После выздоровления лейтенант Бублейников стал несколько строже и суше в обращении с товарищами. Раньше он был говорливым пустословом, готовым угощать любого собеседника остротами, анекдотами, всевозможными новостями до полного одурения. Впрочем, такие, как он, часто встречались среди молодых летчиков, еще не побывавших в серьезных переделках. За ретивостью, а порой и заносчивостью они старательно прятали свою робость перед грядущими испытаниями.
Но стоило молодому летчику побывать в жестоком бою, где лоб в лоб сталкивался он со смертельной опасностью, как на глазах у всего полка он превращался из лихого говоруна в совершенно иного человека. Он и по земле начинал ходить увереннее, и словом своим дорожить, не бросая его на ветер, и во взгляде, в движениях; у него появлялась степенность. Все это произошло и с Бублейниковым. Но с Алешей Стрельцовым он был по-прежнему покровительственно шутливым: и уважал Алешу, и посмеивался над его житейской неопытностью.
На новом аэродроме эскадрилью майора Жернакова разместили в большой светлой комнате, где раньше помещалась аэродинамическая лаборатория: на стенах остались схемы действия сил на крыло самолета при взлете, наборе высоты, на предельных скоростях.

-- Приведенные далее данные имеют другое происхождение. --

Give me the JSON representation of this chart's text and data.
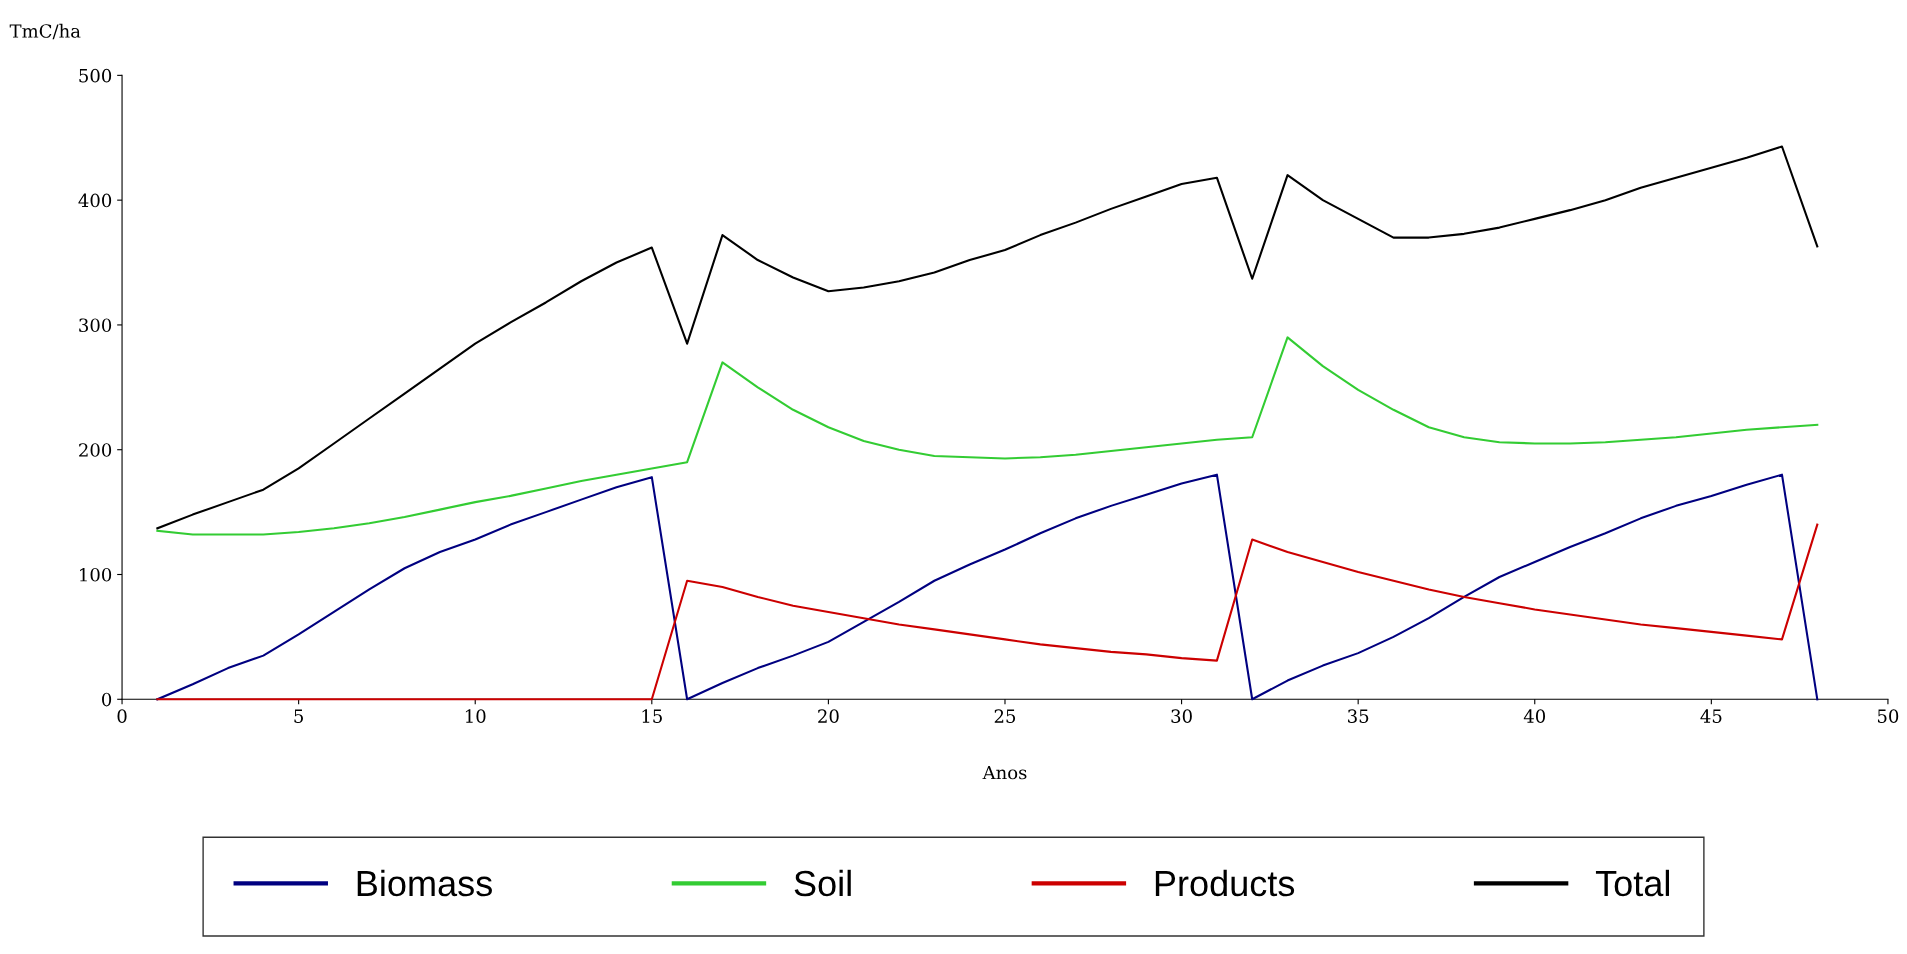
{
  "chart_data": {
    "type": "line",
    "ylabel": "TmC/ha",
    "xlabel": "Anos",
    "x": [
      1,
      2,
      3,
      4,
      5,
      6,
      7,
      8,
      9,
      10,
      11,
      12,
      13,
      14,
      15,
      16,
      17,
      18,
      19,
      20,
      21,
      22,
      23,
      24,
      25,
      26,
      27,
      28,
      29,
      30,
      31,
      32,
      33,
      34,
      35,
      36,
      37,
      38,
      39,
      40,
      41,
      42,
      43,
      44,
      45,
      46,
      47,
      48
    ],
    "series": [
      {
        "name": "Biomass",
        "color": "#000080",
        "values": [
          0,
          12,
          25,
          35,
          52,
          70,
          88,
          105,
          118,
          128,
          140,
          150,
          160,
          170,
          178,
          0,
          13,
          25,
          35,
          46,
          62,
          78,
          95,
          108,
          120,
          133,
          145,
          155,
          164,
          173,
          180,
          0,
          15,
          27,
          37,
          50,
          65,
          82,
          98,
          110,
          122,
          133,
          145,
          155,
          163,
          172,
          180,
          0
        ]
      },
      {
        "name": "Soil",
        "color": "#33cc33",
        "values": [
          135,
          132,
          132,
          132,
          134,
          137,
          141,
          146,
          152,
          158,
          163,
          169,
          175,
          180,
          185,
          190,
          270,
          250,
          232,
          218,
          207,
          200,
          195,
          194,
          193,
          194,
          196,
          199,
          202,
          205,
          208,
          210,
          290,
          267,
          248,
          232,
          218,
          210,
          206,
          205,
          205,
          206,
          208,
          210,
          213,
          216,
          218,
          220
        ]
      },
      {
        "name": "Products",
        "color": "#cc0000",
        "values": [
          0,
          0,
          0,
          0,
          0,
          0,
          0,
          0,
          0,
          0,
          0,
          0,
          0,
          0,
          0,
          95,
          90,
          82,
          75,
          70,
          65,
          60,
          56,
          52,
          48,
          44,
          41,
          38,
          36,
          33,
          31,
          128,
          118,
          110,
          102,
          95,
          88,
          82,
          77,
          72,
          68,
          64,
          60,
          57,
          54,
          51,
          48,
          140
        ]
      },
      {
        "name": "Total",
        "color": "#000000",
        "values": [
          137,
          148,
          158,
          168,
          185,
          205,
          225,
          245,
          265,
          285,
          302,
          318,
          335,
          350,
          362,
          285,
          372,
          352,
          338,
          327,
          330,
          335,
          342,
          352,
          360,
          372,
          382,
          393,
          403,
          413,
          418,
          337,
          420,
          400,
          385,
          370,
          370,
          373,
          378,
          385,
          392,
          400,
          410,
          418,
          426,
          434,
          443,
          363
        ]
      }
    ],
    "xlim": [
      0,
      50
    ],
    "xticks": [
      0,
      5,
      10,
      15,
      20,
      25,
      30,
      35,
      40,
      45,
      50
    ],
    "ylim": [
      0,
      500
    ],
    "yticks": [
      0,
      100,
      200,
      300,
      400,
      500
    ],
    "grid": false,
    "legend": "bottom",
    "marker": "none",
    "line_style": "solid"
  }
}
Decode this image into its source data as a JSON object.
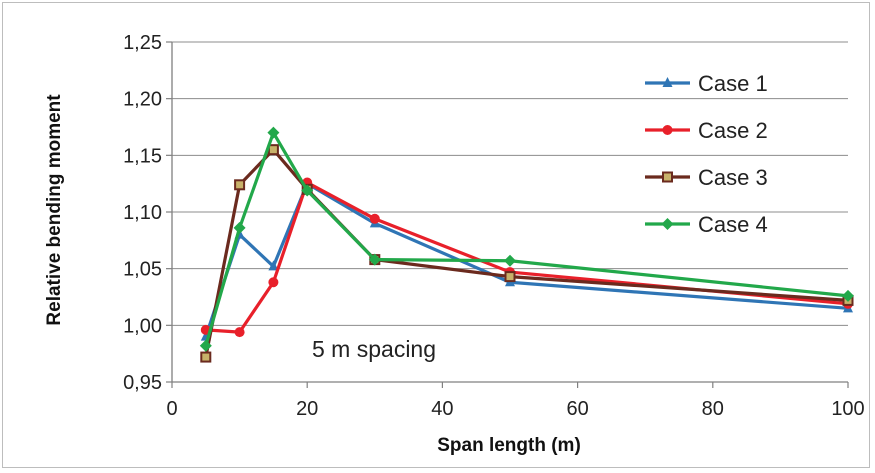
{
  "chart_data": {
    "type": "line",
    "title": "",
    "xlabel": "Span length (m)",
    "ylabel": "Relative bending moment",
    "xlim": [
      0,
      100
    ],
    "ylim": [
      0.95,
      1.25
    ],
    "x_ticks": [
      0,
      20,
      40,
      60,
      80,
      100
    ],
    "x_tick_labels": [
      "0",
      "20",
      "40",
      "60",
      "80",
      "100"
    ],
    "y_ticks": [
      0.95,
      1.0,
      1.05,
      1.1,
      1.15,
      1.2,
      1.25
    ],
    "y_tick_labels": [
      "0,95",
      "1,00",
      "1,05",
      "1,10",
      "1,15",
      "1,20",
      "1,25"
    ],
    "grid": "horizontal",
    "legend_position": "right",
    "annotation": "5 m spacing",
    "series": [
      {
        "name": "Case 1",
        "color": "#2f75b5",
        "marker": "triangle",
        "x": [
          5,
          10,
          15,
          20,
          30,
          50,
          100
        ],
        "y": [
          0.99,
          1.08,
          1.052,
          1.125,
          1.09,
          1.038,
          1.015
        ]
      },
      {
        "name": "Case 2",
        "color": "#e8202a",
        "marker": "circle",
        "x": [
          5,
          10,
          15,
          20,
          30,
          50,
          100
        ],
        "y": [
          0.996,
          0.994,
          1.038,
          1.126,
          1.094,
          1.047,
          1.019
        ]
      },
      {
        "name": "Case 3",
        "color": "#6b2a1e",
        "marker": "square",
        "x": [
          5,
          10,
          15,
          20,
          30,
          50,
          100
        ],
        "y": [
          0.972,
          1.124,
          1.155,
          1.12,
          1.058,
          1.043,
          1.022
        ]
      },
      {
        "name": "Case 4",
        "color": "#22a84a",
        "marker": "diamond",
        "x": [
          5,
          10,
          15,
          20,
          30,
          50,
          100
        ],
        "y": [
          0.982,
          1.086,
          1.17,
          1.119,
          1.058,
          1.057,
          1.026
        ]
      }
    ]
  }
}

Бублейников занимал самую крайнюю койку. Когда Алеша зашел за ним по пути на ужин, он сидел за тумбочкой и химическим карандашом надписывал на конверте адрес. Рядом лежала целая груда писем, и он, показывая на нее, счастливо жмурился:
– Видал?
Алеша вопросительно посмотрел на него.
– Эх ты, детеныш, – добродушно сказал Бублейников, – это все от нее. От «паташонка» моего. За неделю столько сочинила, а! Знать, не забывает.
– Неужели за неделю? – удивился Алеша.
– А думаешь, – хмыкнул Бублейников, – бывает, так распишется, что и больше пришлет. А получать их приятно, Алексей, ох-и приятно.
Стрельцов улыбнулся.
– Чего зубы оскалил? – заворчал Бублейников. – Разве тебе понять! «Не доходчиво», как говорил у нас на занятиях один начхим. Эх, Леха, приятный ты парень и летчик что надо, а в личном вопросе отстаешь. Женить бы тебя, шельмеца. Ведь и рожа приличная, и башка на месте пристегнута, да и все остальное, наверное. И чего ты медлишь? Вон в госпитале медсестра Варя расспросами о тебе замучила. Спрашивает, а глаза – вот такие широкие, как фары на посадке.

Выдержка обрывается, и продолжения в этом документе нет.